According to poet Jack Spicer - twice - in his poem here: No one listens to poetry. He likens a poem or, rather, poems, to “this ocean”. Like it, poems have their shortcomings, when compared with other media now available to us, like the TV, movies, videos, music, and many more of those 21st century mode of entertainment. Most of us would rather stick a pair of tiny earphones into our ears and lend them (as Shakepeare wrote "lend me your ears”) to the services of an iPod than to an actual poet, a live one.

Also, like this ocean, poetry has many, many guises. No matter, poetry, through the ages, is still surviving, still “Tougher than anything”. Still, “No one listens to poetry”, says the third line.

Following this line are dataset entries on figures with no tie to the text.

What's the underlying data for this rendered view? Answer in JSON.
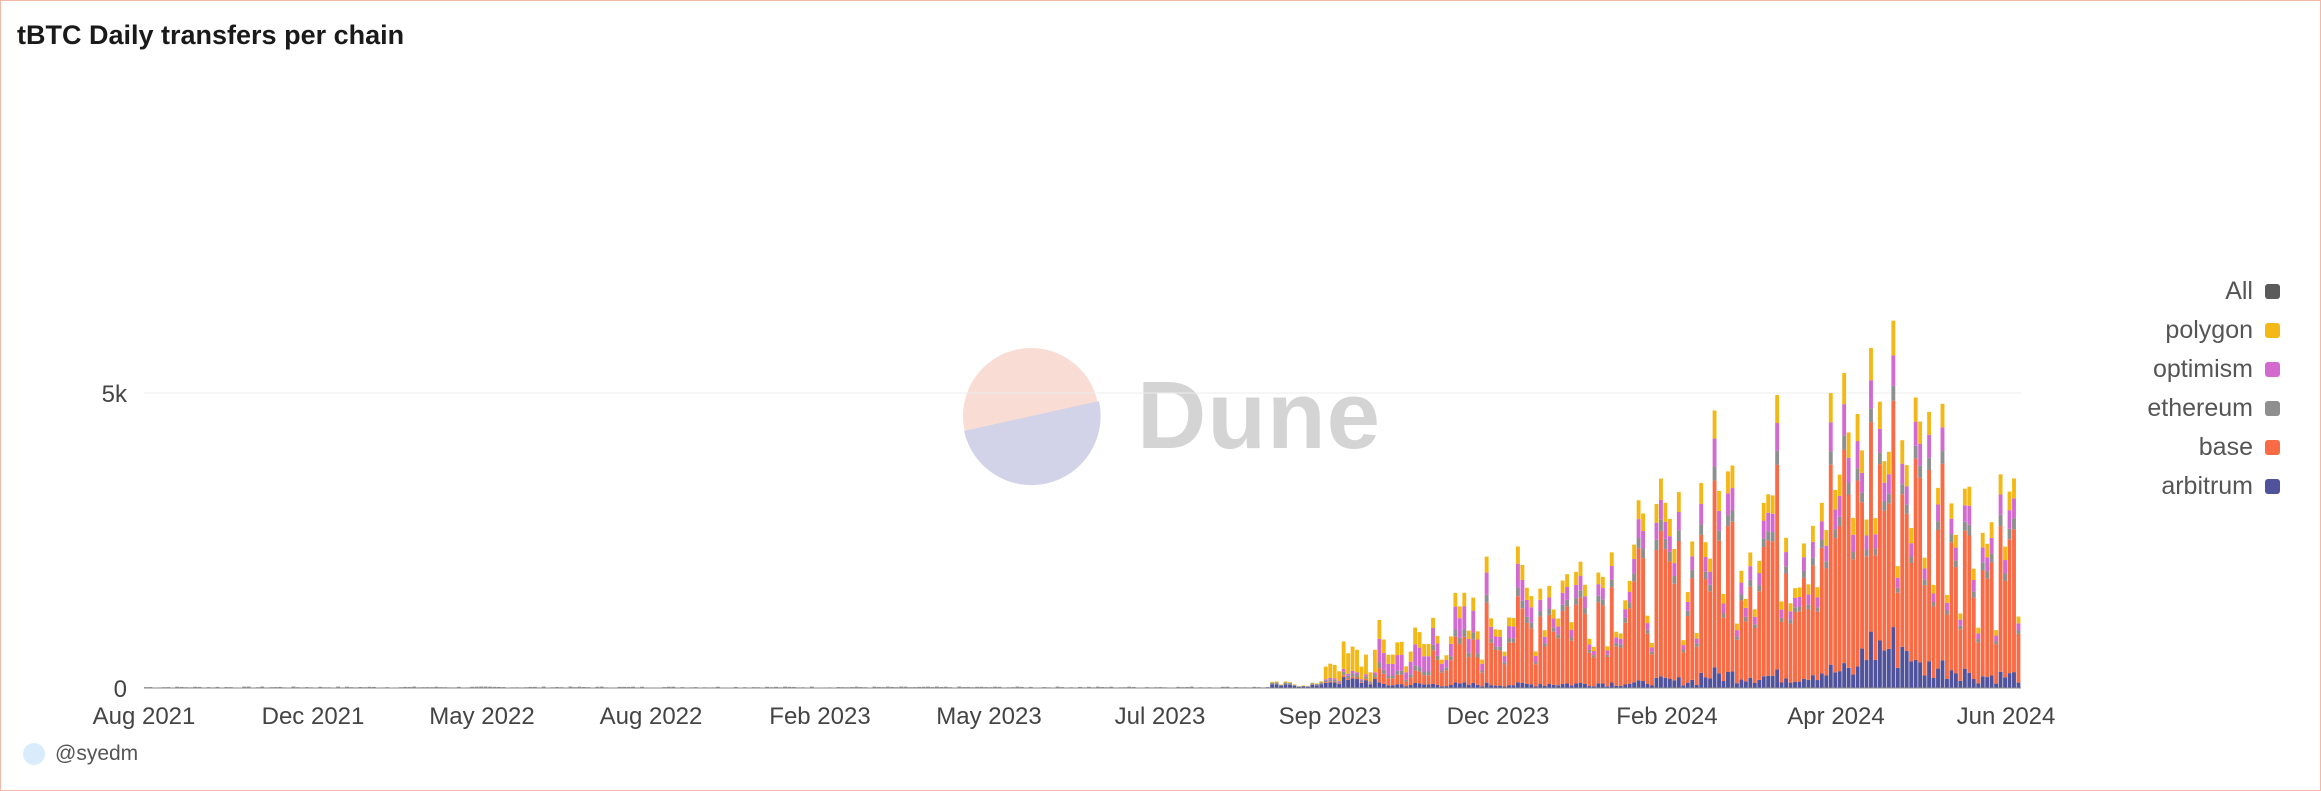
{
  "title": "tBTC Daily transfers per chain",
  "author": "@syedm",
  "watermark": "Dune",
  "legend": [
    {
      "name": "All",
      "color": "#5a5a5a"
    },
    {
      "name": "polygon",
      "color": "#f4b816"
    },
    {
      "name": "optimism",
      "color": "#d36ad0"
    },
    {
      "name": "ethereum",
      "color": "#8f8f8f"
    },
    {
      "name": "base",
      "color": "#f96b44"
    },
    {
      "name": "arbitrum",
      "color": "#50529b"
    }
  ],
  "chart_data": {
    "type": "bar",
    "stacked": true,
    "title": "tBTC Daily transfers per chain",
    "xlabel": "",
    "ylabel": "",
    "y_ticks": [
      "0",
      "5k"
    ],
    "y_tick_values": [
      0,
      5000
    ],
    "ylim": [
      0,
      10000
    ],
    "x_ticks": [
      "Aug 2021",
      "Dec 2021",
      "May 2022",
      "Aug 2022",
      "Feb 2023",
      "May 2023",
      "Jul 2023",
      "Sep 2023",
      "Dec 2023",
      "Feb 2024",
      "Apr 2024",
      "Jun 2024"
    ],
    "grid": "horizontal",
    "legend_position": "right",
    "series_order": [
      "arbitrum",
      "base",
      "ethereum",
      "optimism",
      "polygon"
    ],
    "x_monthly": [
      "2021-08",
      "2021-09",
      "2021-10",
      "2021-11",
      "2021-12",
      "2022-01",
      "2022-02",
      "2022-03",
      "2022-04",
      "2022-05",
      "2022-06",
      "2022-07",
      "2022-08",
      "2022-09",
      "2022-10",
      "2022-11",
      "2022-12",
      "2023-01",
      "2023-02",
      "2023-03",
      "2023-04",
      "2023-05",
      "2023-06",
      "2023-07",
      "2023-08",
      "2023-09",
      "2023-10",
      "2023-11",
      "2023-12",
      "2024-01",
      "2024-02",
      "2024-03",
      "2024-04",
      "2024-05",
      "2024-06"
    ],
    "series": [
      {
        "name": "arbitrum",
        "values": [
          5,
          5,
          5,
          5,
          5,
          5,
          5,
          5,
          5,
          5,
          5,
          5,
          5,
          5,
          5,
          5,
          5,
          5,
          5,
          5,
          5,
          40,
          120,
          60,
          60,
          60,
          70,
          80,
          120,
          220,
          200,
          280,
          700,
          350,
          200
        ]
      },
      {
        "name": "base",
        "values": [
          0,
          0,
          0,
          0,
          0,
          0,
          0,
          0,
          0,
          0,
          0,
          0,
          0,
          0,
          0,
          0,
          0,
          0,
          0,
          0,
          0,
          0,
          20,
          150,
          500,
          900,
          1200,
          1400,
          1500,
          2000,
          2200,
          2400,
          2600,
          2500,
          1800
        ]
      },
      {
        "name": "ethereum",
        "values": [
          10,
          10,
          10,
          10,
          10,
          10,
          10,
          10,
          10,
          10,
          10,
          10,
          10,
          10,
          10,
          10,
          10,
          10,
          10,
          10,
          10,
          20,
          40,
          60,
          80,
          90,
          100,
          110,
          120,
          150,
          150,
          160,
          170,
          160,
          140
        ]
      },
      {
        "name": "optimism",
        "values": [
          0,
          0,
          0,
          0,
          0,
          0,
          0,
          0,
          0,
          0,
          0,
          0,
          0,
          0,
          0,
          0,
          0,
          0,
          0,
          0,
          0,
          0,
          30,
          250,
          250,
          250,
          200,
          200,
          200,
          300,
          300,
          350,
          350,
          300,
          250
        ]
      },
      {
        "name": "polygon",
        "values": [
          0,
          0,
          0,
          0,
          0,
          0,
          0,
          0,
          0,
          0,
          0,
          0,
          0,
          0,
          0,
          0,
          0,
          0,
          0,
          0,
          0,
          10,
          300,
          200,
          150,
          180,
          200,
          200,
          220,
          300,
          300,
          350,
          400,
          300,
          250
        ]
      }
    ]
  }
}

A dramatic pause there. Then, the subject from the first line is repeated, with emphasis, after that pause and ending at the end of the line, as a run-on to line four, which agrees that it – take it whichever you will, ocean or poetry – “does not mean to be listened to”.

Really? Not meant that?

Another dramatic pause, within the third of the line. The vast ocean is now strained of its “disguises”. We are given, now, “A drop” – at last, a poem! One poem, which is so loud, when read out, that it’s “a crash of water”.

Alas, it still “means/Nothing.”  The run-on here is strong, and the line it runs to end-stops just as powerfully, when it is the only word standing and with a full-stop into the bargain.  The new line, a word by itself, after this, is also solitary. “It” is another strong run-on.  

Those two one-liners are placed, strategically, in the middle of the poem.  The first has five lines before it, and the second also five lines, after it.  They are like mirrors: "Nothing" = "It"; "It" is "Nothing". Perfect symmetry. By the way, symmetry - and it cousin, parallelism - plays a major role in most good poetry.

To some poets, like Spicer, “It” – poetry – is their “bread and butter/Pepper and salt.” Big pause, again: it is “The death/ That young men hope for.”

Does the poet, or the poem, have a point or is he or it waxing “Aimlessly”, pounding the ocean’s (poetry’s) “shore”; merely “White and aimless signals.”

Is that why “No/One listens to poetry.” ?

Thing Language is from My Vocabulary Did This To Me: The Collected Poems of Jack Spicer , published this year by Wesleyan University Press.

Jack Spicer was born in 1925, in Hollywood, but lived only to 1965, in San Francisco.